Silicon Valley Toxics Coalition has also launched the Computer TakeBack campaign to pressure manufacturers to take full responsibility for the life cycle of their products. Smith, the coalition's senior strategist, advocates changing the rules of the game. "Now you can sell an item and wash your hands of it while we advocate if you sell it, you must take it back," he said.
He hopes that putting the onus on the Sonys, Apples and Hewlett-Packards out there will force the electronics makers to embrace eco-friendly manufacturing with a longer shelf life. "The most strategic pressure point is the producer. They're the ones who design the products," Smith said.
Taylor at the Consumer Electronics Association said the industry had already begun innovating with "greener" designs like lead-free circuit boards and vegetable-based plastics.
Puckett doesn't buy it.
"Too often these 'green' computers are produced to say that they are doing something and the main lines of the industry are not being shifted to the green designs," he said. "Until we see a commitment from the entire company to phase out toxics, it's a suspect endeavor."
The Consumer Electronics Association prefers a system where consumers share the burden of e-waste along with manufacturers.
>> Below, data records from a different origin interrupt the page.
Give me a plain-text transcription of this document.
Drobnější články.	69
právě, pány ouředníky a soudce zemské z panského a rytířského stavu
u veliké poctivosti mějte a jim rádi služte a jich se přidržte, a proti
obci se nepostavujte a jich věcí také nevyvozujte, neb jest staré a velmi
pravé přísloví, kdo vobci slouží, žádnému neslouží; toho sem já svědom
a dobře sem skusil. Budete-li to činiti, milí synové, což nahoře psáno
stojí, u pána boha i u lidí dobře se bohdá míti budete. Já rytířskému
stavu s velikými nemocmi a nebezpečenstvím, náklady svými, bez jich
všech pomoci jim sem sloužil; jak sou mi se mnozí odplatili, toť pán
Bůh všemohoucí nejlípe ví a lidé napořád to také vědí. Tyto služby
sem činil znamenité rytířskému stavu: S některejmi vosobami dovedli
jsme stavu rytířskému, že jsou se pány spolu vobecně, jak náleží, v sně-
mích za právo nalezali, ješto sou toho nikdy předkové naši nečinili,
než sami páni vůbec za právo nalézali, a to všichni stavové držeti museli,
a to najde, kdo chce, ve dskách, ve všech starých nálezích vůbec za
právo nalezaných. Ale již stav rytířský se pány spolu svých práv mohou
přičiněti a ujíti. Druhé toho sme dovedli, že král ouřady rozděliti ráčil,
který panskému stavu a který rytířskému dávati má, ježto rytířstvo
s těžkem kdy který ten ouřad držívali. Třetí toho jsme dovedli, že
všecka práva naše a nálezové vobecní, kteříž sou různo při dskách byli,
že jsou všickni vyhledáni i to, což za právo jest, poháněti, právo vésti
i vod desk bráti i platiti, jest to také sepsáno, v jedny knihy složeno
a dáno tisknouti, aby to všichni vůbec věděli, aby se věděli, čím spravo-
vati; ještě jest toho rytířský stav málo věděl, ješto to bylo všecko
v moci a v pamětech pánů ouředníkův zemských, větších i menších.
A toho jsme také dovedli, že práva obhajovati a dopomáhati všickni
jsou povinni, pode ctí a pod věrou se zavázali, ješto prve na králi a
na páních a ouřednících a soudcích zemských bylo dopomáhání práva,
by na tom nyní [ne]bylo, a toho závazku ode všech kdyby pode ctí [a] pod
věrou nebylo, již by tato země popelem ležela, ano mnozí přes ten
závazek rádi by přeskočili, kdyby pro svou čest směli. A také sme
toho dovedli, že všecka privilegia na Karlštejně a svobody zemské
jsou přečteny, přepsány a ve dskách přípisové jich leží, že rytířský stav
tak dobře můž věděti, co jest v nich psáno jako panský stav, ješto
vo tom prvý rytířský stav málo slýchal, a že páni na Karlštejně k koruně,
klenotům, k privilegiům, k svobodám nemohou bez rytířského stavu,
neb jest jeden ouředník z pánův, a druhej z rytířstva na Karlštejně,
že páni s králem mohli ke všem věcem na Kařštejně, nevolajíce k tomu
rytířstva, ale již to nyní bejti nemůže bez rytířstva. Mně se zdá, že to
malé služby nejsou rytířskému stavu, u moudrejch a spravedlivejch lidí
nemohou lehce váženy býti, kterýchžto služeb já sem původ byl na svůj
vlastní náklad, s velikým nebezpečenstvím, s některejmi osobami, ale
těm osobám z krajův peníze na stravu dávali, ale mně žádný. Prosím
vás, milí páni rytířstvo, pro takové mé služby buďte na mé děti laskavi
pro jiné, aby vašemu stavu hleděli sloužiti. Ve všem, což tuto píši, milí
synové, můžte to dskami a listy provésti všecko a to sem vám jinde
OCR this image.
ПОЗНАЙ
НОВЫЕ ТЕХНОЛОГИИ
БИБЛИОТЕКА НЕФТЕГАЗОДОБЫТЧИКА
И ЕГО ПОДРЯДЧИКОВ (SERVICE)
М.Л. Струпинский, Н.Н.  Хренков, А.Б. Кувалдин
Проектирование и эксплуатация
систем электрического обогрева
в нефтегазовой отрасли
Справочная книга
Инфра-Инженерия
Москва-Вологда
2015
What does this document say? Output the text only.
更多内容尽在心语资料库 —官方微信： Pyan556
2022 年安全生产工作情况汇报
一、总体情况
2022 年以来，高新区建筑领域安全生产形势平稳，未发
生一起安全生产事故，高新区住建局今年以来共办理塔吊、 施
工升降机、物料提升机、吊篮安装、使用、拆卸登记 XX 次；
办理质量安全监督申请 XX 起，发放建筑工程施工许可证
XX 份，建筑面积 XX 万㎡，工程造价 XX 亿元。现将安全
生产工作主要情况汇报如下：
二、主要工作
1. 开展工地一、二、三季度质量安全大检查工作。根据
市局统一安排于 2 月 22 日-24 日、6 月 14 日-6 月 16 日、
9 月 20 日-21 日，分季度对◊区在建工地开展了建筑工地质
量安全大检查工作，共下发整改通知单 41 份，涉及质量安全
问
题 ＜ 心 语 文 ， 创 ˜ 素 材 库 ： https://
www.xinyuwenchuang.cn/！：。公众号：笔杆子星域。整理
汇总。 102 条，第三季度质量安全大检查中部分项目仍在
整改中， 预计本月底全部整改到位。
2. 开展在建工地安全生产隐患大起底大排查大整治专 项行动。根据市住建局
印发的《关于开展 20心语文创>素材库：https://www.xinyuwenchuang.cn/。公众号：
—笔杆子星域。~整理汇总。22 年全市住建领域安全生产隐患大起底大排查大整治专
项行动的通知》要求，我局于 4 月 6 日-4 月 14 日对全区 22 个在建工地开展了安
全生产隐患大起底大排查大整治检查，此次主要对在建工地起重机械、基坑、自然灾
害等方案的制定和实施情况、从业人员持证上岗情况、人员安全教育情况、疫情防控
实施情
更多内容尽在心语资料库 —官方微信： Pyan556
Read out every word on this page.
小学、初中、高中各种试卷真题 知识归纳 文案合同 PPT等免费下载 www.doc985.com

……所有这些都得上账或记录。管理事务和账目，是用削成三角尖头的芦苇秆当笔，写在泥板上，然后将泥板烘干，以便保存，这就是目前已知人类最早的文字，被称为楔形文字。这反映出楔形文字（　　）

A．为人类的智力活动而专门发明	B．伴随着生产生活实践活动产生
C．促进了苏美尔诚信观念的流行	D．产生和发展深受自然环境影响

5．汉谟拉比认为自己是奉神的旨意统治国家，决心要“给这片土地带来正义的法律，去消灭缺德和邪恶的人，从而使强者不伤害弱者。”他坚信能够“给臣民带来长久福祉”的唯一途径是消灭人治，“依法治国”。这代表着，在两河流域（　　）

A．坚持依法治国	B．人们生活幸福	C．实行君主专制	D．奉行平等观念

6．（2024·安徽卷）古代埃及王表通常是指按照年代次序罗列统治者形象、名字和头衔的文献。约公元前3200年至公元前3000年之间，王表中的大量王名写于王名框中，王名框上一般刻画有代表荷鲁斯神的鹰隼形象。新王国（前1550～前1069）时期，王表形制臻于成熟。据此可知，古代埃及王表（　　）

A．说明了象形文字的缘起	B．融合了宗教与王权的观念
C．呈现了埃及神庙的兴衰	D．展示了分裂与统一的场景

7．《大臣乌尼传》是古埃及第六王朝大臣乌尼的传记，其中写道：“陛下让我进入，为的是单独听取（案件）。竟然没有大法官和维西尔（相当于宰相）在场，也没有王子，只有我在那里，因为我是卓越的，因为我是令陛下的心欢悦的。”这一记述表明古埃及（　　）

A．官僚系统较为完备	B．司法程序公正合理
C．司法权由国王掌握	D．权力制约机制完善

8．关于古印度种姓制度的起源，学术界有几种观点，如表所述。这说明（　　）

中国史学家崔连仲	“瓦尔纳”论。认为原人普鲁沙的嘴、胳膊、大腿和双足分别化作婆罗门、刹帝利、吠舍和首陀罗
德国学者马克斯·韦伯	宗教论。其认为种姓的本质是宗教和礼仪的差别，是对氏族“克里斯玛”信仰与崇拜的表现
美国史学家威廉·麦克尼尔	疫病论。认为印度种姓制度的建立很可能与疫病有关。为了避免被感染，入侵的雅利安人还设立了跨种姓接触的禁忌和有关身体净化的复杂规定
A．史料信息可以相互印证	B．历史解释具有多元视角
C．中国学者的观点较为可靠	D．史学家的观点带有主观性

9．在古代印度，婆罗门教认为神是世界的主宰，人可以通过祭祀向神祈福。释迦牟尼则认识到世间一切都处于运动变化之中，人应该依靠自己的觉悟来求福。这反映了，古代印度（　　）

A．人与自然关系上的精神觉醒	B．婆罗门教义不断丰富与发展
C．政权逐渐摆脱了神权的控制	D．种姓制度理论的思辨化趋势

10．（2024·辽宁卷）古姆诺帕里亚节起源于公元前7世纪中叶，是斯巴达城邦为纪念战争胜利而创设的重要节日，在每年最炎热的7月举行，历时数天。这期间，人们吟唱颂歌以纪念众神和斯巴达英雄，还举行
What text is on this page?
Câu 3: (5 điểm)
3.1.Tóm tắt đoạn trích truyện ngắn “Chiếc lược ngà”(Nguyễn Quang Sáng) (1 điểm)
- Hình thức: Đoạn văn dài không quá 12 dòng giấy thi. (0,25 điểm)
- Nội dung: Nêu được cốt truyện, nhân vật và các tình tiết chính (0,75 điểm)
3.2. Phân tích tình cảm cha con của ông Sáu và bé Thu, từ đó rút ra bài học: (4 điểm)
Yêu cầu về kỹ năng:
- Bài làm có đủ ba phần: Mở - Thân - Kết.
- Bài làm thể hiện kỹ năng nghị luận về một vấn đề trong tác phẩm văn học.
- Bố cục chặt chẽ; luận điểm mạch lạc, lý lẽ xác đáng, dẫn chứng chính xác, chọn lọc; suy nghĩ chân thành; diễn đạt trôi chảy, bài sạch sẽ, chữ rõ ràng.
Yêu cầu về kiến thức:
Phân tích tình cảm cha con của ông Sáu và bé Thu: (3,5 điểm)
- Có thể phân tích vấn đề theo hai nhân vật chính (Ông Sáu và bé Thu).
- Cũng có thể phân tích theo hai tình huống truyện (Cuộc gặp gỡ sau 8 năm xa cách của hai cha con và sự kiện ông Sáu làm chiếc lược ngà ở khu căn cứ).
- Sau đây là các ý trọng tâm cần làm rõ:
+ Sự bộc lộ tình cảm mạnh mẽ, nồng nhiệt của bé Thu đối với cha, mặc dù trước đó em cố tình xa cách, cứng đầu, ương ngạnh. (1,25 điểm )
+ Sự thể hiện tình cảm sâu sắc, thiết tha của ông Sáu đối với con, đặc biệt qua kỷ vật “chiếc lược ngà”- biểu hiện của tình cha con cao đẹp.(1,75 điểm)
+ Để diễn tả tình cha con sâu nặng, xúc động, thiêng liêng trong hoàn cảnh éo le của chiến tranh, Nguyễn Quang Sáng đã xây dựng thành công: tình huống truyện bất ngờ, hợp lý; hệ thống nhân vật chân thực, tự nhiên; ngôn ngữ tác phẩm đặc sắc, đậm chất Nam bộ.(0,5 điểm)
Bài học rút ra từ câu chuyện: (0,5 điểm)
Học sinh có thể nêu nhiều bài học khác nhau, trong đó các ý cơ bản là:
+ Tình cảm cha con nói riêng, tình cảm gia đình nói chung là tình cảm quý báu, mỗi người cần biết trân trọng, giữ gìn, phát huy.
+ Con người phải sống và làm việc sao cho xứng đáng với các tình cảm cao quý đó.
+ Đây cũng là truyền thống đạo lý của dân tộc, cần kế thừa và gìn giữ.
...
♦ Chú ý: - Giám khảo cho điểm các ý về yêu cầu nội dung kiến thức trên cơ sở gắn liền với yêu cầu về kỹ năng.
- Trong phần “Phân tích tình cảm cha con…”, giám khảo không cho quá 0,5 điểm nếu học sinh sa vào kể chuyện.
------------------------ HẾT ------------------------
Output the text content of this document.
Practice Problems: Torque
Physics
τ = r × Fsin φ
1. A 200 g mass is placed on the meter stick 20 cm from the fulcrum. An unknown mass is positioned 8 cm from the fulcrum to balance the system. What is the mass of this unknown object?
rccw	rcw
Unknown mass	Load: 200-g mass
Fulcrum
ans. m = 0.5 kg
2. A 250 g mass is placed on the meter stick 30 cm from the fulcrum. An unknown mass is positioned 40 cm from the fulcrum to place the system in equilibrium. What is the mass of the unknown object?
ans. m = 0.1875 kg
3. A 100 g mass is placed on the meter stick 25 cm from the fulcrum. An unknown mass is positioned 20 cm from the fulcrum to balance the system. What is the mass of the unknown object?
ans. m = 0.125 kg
The association prefers the upfront advance recycling fee ($5 to $10 on electronics) to underwrite collection and recycling programs. Such a program is already in place in California and a similar measure will likely pass in Oregon, according to the association.
All agree that a national solution with one unified system will be best so that people get in the habit of reusing and recycling their no longer shiny plastic gadgets.
Smith from the Silicon Valley Toxics Coalition wants to expand the list of responsible recyclers and set up a certification program with thorough inspections.
He also wants to stop the trend of rich nations exporting their garbage to poor countries.
"We want the United States as well as other developing countries to become self-sufficient with electronic waste rather than use the rest of the world as a dumping ground," he said.